Kernel Alignment-based Multi-view Unsupervised Feature Selection with Sample-level Adaptive Graph Learning
Although multi-view unsupervised feature selection (MUFS) has demonstrated success in dimensionality reduction for unlabeled multi-view data, most existing methods reduce feature redundancy by focusing on linear correlations among features but often overlook complex nonlinear dependencies. This limits the effectiveness of feature selection. In addition, existing methods fuse similarity graphs from multiple views by employing sample-invariant weights to preserve local structure. However, this process fails to account for differences in local neighborhood clarity among samples within each view, thereby hindering accurate characterization of the intrinsic local structure of the data. In this paper, we propose a Kernel Alignment-based multi-view unsupervised FeatUre selection with Sample-level adaptive graph lEarning method (KAFUSE) to address these issues. Specifically, we first employ kernel alignment with an orthogonal constraint to reduce feature redundancy in both linear and nonlinear relationships. Then, a cross-view consistent similarity graph is learned by applying sample-level fusion to each slice of a tensor formed by stacking similarity graphs from different views, which automatically adjusts the view weights for each sample during fusion. These two steps are integrated into a unified model for feature selection, enabling mutual enhancement between them. Extensive experiments on real multi-view datasets demonstrate the superiority of KAFUSE over state-of-the-art methods.
💡 Research Summary
The paper addresses two critical shortcomings in existing multi‑view unsupervised feature selection (MUFS) approaches. First, most methods only consider linear correlations among features, thereby ignoring complex nonlinear dependencies that cause feature redundancy. Second, when fusing similarity graphs from multiple views, they typically assign a single weight per view for all samples, which fails to capture the fact that the clarity of local neighborhoods can differ dramatically from sample to sample within each view. To overcome these issues, the authors propose KAFUSE (Kernel Alignment‑based multi‑view unsupervised FeatUre selection with Sample‑level adaptive graph lEarning), a unified framework that simultaneously reduces feature redundancy (both linear and nonlinear) and learns a cross‑view consistent similarity graph with sample‑level adaptive weighting.
Kernel‑alignment based redundancy reduction
For each view (v), the method separates the selected feature subset (X^{c}{(v)}) and the unselected subset (X^{u}{(v)}). Gaussian kernels are computed on both subsets, centered by the matrix (H = I_n - \frac{1}{n}\mathbf{1}\mathbf{1}^\top), yielding centered kernel matrices (HK^{c}{(v)}H) and (HK^{u}{(v)}H). Kernel alignment maximizes the trace (\operatorname{Tr}(HK^{c}{(v)}HK^{u}{(v)})), encouraging the selected features to capture the same similarity structure as the unselected ones. In parallel, an orthogonal constraint (W_{(v)}^\top W_{(v)} = I_c) is imposed on the view‑specific projection matrix, guaranteeing linear independence among the selected features. By combining kernel alignment (which captures nonlinear relationships) with orthogonality (which eliminates linear redundancy), the model effectively partitions redundant information into the unselected set, leaving a compact, informative feature subspace.
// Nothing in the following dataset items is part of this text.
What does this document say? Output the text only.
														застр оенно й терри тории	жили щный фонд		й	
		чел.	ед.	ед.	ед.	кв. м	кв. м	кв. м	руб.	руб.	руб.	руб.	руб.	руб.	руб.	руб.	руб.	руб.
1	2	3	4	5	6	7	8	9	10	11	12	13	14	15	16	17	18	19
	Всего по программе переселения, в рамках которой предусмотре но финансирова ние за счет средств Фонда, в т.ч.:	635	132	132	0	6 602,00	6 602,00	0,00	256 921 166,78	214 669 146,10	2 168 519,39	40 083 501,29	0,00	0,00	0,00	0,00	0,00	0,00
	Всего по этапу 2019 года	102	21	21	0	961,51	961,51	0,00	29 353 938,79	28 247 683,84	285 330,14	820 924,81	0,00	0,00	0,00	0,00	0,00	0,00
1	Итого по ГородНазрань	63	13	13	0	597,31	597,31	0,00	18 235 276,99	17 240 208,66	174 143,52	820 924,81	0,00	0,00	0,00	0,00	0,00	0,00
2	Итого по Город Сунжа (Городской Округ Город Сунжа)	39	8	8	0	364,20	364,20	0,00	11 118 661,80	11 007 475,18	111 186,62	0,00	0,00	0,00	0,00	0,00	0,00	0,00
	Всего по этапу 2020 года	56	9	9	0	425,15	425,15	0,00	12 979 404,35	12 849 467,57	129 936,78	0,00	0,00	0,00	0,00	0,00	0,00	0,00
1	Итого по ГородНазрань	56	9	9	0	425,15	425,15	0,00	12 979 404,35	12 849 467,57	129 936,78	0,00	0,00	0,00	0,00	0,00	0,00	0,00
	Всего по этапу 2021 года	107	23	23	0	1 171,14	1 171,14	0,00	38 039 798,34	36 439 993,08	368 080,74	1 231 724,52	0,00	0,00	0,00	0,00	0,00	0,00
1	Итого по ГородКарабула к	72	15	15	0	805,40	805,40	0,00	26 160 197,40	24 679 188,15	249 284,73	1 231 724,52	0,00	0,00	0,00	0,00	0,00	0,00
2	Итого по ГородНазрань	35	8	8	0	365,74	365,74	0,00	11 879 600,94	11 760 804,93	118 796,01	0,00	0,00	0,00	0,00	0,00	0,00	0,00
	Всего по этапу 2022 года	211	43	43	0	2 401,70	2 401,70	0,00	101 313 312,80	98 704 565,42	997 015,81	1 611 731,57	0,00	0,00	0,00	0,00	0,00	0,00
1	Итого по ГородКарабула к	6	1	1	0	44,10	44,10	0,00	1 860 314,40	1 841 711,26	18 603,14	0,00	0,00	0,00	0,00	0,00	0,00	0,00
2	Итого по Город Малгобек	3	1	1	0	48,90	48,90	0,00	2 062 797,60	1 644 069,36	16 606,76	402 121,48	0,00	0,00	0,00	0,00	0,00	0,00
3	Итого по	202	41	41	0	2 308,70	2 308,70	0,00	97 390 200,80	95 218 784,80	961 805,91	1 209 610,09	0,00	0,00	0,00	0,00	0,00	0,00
Sample‑level adaptive graph learning
All view‑specific similarity matrices (S^{(v)}) are stacked into a third‑order tensor (\mathcal{S}\in\mathbb{R}^{n\times n\times V}). For each sample (j), a weight vector (\alpha_j\in\mathbb{R}^V) (non‑negative and summing to one) is learned, assigning view‑specific importance to that sample. The fused graph (G) is then constructed as a weighted combination of the slices: (G_{ij}= \sum_{v=1}^{V}\alpha_{j}^{(v)} S^{(v)}_{ij}). This formulation allows the algorithm to give higher influence to the view that provides a clearer local neighborhood for a particular sample, thereby preserving intrinsic geometry more faithfully than uniform weighting schemes.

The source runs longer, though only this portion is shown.